Oxygen adsorption on ideal ZrB₂ and ZrC surfaces

To understand the initial oxidation of ZrB₂ and ZrC, the adsorption behaviors of an O₂ molecule on ideal ZrC (1 1 1) and ZrB₂ (0 0 0 1) surfaces were investigated by first-principle calculation, and thermal gravimetric and differential scanning calorimetry test was executed. The results reveal that the initial oxidation temperature of ZrC was 210 °C, while that of ZrB₂ was up to 500 °C since the adsorption energies of O₂ molecule on Zr–ZrC surface was higher than that on Zr–ZrB₂ surface.
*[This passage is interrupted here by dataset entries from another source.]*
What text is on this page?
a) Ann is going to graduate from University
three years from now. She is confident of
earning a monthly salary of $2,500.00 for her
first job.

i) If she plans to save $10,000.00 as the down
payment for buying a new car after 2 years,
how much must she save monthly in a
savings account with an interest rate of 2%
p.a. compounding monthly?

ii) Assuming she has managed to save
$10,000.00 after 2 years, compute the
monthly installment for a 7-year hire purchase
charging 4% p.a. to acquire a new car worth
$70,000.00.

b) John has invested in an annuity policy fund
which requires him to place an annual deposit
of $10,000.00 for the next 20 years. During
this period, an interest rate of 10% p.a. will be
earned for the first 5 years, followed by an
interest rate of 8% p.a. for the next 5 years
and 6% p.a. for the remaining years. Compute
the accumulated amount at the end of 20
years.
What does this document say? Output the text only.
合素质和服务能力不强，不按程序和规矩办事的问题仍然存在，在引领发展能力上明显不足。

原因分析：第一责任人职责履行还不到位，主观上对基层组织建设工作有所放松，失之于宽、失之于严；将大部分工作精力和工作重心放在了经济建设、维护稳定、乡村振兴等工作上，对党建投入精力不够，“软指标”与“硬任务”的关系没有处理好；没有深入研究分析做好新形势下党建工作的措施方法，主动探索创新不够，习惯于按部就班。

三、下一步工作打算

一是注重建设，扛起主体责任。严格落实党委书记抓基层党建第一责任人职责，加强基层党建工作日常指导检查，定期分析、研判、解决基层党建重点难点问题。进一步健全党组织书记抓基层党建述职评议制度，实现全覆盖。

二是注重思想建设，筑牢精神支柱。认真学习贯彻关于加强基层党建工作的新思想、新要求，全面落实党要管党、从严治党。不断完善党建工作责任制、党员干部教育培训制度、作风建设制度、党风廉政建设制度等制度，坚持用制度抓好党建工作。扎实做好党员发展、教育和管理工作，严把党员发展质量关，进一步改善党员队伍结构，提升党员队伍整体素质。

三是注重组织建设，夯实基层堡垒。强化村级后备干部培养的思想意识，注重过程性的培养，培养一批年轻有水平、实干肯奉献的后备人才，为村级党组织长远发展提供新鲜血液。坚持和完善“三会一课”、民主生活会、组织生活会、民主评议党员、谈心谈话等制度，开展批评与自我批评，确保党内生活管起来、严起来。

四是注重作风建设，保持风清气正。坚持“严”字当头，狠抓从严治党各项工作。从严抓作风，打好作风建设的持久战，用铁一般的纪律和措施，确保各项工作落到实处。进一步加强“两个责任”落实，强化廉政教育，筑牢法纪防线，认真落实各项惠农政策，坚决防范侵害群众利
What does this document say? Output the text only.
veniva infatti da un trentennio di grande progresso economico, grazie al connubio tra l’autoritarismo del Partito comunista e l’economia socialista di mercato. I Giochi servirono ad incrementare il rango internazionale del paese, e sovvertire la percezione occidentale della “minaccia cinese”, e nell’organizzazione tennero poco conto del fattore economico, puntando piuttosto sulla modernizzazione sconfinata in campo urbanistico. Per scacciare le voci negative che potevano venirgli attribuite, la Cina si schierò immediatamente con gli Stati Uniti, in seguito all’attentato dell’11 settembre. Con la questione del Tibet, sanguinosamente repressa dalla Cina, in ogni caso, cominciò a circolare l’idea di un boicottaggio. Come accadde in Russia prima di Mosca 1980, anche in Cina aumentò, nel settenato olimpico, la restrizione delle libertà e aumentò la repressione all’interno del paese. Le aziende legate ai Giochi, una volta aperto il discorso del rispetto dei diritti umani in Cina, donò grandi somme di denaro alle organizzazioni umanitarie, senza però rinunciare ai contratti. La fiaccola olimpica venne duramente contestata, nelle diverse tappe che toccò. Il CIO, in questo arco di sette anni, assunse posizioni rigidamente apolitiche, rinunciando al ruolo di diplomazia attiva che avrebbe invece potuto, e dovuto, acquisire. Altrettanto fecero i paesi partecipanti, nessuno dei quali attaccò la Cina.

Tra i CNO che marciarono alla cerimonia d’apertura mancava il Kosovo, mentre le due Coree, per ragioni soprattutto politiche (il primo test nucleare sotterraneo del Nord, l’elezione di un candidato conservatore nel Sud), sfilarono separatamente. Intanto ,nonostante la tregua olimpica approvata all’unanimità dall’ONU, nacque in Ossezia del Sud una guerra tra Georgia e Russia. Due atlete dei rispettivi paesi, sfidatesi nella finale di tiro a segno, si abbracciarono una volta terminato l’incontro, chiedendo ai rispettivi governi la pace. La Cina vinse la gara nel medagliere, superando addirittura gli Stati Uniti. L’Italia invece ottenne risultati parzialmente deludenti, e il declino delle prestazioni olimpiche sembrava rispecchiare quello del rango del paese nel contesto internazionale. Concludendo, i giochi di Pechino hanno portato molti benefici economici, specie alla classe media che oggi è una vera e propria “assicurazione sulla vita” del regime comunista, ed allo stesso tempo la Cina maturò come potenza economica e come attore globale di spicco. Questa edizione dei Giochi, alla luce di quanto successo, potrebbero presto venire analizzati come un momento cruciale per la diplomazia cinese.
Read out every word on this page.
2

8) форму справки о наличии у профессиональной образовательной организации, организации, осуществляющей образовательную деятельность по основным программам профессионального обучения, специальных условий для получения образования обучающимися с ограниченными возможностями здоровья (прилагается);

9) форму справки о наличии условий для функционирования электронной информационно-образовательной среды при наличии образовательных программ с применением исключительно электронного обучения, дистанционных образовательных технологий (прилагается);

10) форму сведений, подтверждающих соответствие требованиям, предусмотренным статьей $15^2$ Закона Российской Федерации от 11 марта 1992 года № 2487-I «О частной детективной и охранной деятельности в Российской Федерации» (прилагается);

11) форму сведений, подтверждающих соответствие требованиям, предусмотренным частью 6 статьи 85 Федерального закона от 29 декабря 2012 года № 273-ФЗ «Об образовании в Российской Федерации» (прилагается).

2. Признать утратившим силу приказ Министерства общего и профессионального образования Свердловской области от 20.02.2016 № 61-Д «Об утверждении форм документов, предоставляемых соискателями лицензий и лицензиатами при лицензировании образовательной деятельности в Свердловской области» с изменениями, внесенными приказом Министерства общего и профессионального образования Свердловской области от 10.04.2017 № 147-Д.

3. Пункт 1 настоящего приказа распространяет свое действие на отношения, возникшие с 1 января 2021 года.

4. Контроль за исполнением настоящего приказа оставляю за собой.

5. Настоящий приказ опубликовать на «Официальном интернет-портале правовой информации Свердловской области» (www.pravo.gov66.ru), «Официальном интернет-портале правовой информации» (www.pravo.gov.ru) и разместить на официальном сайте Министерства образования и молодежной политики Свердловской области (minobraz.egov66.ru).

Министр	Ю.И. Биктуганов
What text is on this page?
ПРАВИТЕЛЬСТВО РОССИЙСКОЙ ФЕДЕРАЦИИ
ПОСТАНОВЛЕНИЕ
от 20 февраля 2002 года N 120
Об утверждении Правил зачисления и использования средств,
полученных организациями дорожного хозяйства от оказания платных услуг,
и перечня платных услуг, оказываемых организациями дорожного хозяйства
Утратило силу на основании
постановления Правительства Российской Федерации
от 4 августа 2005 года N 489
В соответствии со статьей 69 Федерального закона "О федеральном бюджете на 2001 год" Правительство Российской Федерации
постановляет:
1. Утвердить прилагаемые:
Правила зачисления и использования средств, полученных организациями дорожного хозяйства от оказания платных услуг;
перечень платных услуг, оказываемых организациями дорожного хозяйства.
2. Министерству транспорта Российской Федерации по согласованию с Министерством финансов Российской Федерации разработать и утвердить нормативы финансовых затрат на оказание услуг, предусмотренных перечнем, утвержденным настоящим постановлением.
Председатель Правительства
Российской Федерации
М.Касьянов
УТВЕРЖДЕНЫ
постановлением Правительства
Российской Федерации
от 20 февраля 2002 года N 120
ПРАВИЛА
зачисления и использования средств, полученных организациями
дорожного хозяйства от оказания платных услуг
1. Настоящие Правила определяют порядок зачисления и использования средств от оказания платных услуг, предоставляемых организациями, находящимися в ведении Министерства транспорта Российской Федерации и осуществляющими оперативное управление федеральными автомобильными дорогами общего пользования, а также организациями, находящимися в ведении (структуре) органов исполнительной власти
Meanwhile, the adsorbed O₂ molecule affected the C atom bonding with the oxidized Zr atom in O–Zr–ZrC, while the B atom bonding with oxidized Zr atom in O–Zr–ZrB₂ underwent little influence. Besides, the higher adsorption energy was obtained in O–C–ZrC than in O–B–ZrB₂, implying that the C atom in C–ZrC might be oxidized more easily than the B atom in B–ZrB₂. In addition, big holes (C vacancies) were formed when O₂ molecule adsorbed on the C–ZrC surface because of the generation of C–C dimer and C–O bond, which led to that the next O₂ molecule might penetrate the Zr atomic layer and react with the Zr atoms. While O₂ molecule doped into the B atomic layer in B–ZrB₂, and more O₂ molecules might be adsorbed on the B–ZrB₂ surface to generate a B₂O₃ structure to protect the inner material.